Técnicas de tratamento e análise de dados recolhidos

A análise dos dados depende fortemente do poder de integração do investigador. Os múltiplos


métodos de recolha de dados oferecem a oportunidade de triangulação, e contribuem para maior
suporte das conclusões do investigador. Naturalmente, a redacção dos resultados também é
importante. A riqueza dos dados e do contexto deve ser apresentada, as razões no estabelecimento
de causas e efeitos ou na formulação de hipóteses.
Em geral, a análise de dados possui quatro fases:
 Desenvolvimento de Categorias: devido a sua riqueza, qualquer conjunto de notas pode ser
analisado sob uma variedade de perspectivas. No entanto, o primeiro passo é desenvolver
categorias para classificar os dados. Uma alternativa é construir uma tipologia de episódios e
procedimentos (tendem a ser repetitivos). Outras são os tipos de interação e dias típicos;
 Identificação de Padrões e Scripts: após classificar as notas e organizar incidentes dentro de
cada categoria em ordem cronológica, o próximo passo é examinar os dados, procurando por
padrões ou scripts (comportamentos recorrentes que definem, em termos observáveis, a
essência dos papéis e acções que caracterizam uma interação em particular);
 Agrupamento de Dados: com um sistema de categorias em mente, o investigador lê e relê o
corpo inteiro de notas, classificando-as e ordenando-as;
 Comparação de Scripts Sincrónica e Diacronicamente: o último passo exige um corte
quantitativo. Para a análise sincrónica, o autor combina cada ocorrência de scripts através de
diferentes tecnologias. A análise diacrónica é executada com a combinação de cada frequência
de scripts durante as fases específicas de cada evolução da mesma tecnologia.

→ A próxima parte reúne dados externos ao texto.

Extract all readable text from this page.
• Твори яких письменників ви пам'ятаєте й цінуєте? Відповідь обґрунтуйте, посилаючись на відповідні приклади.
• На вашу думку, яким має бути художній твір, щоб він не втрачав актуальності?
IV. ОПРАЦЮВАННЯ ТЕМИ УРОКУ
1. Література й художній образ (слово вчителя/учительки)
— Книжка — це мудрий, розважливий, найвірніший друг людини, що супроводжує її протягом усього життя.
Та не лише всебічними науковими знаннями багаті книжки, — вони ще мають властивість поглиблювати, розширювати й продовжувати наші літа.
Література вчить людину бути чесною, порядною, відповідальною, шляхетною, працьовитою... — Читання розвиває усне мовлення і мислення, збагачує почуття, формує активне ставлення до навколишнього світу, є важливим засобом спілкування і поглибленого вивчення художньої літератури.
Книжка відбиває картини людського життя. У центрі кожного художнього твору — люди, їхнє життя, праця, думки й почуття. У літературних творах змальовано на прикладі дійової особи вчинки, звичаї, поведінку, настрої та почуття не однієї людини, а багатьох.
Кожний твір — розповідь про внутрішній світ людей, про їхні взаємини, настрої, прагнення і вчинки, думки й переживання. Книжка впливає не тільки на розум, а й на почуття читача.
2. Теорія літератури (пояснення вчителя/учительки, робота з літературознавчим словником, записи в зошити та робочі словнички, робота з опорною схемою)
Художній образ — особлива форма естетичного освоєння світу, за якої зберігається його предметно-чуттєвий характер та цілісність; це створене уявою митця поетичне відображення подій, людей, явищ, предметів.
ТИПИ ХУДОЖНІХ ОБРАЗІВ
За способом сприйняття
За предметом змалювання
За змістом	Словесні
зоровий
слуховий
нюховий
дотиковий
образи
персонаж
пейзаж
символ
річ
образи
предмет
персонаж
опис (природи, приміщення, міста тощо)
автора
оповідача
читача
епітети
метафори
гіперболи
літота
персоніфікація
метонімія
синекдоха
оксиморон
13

Estudo descritivos Surveys


Objectivos

Os objectivos gerais dos Surveys são de observar, registar, analisar, classificar e interpretar os
factos ou fenómenos (variáveis), sem a interferência ou manipulação do investigador, utilizando
para tal o método quantitativo. O seu objectivo fundamental é, assim, a descrição das
características de determinada população e/ou fenómeno ou o estabelecimento de relações entre
variáveis, i.e, aquelas que visam estudar as características de um grupo: a sua distribuição por
sexo, idade, naturalidade, nível de escolaridade, estado de saúde física e mental (entre outros).
Procura verificar, com a precisão possível, a frequência com que um fenómeno ocorre, a sua
natureza, as suas características e a sua relação com os outros.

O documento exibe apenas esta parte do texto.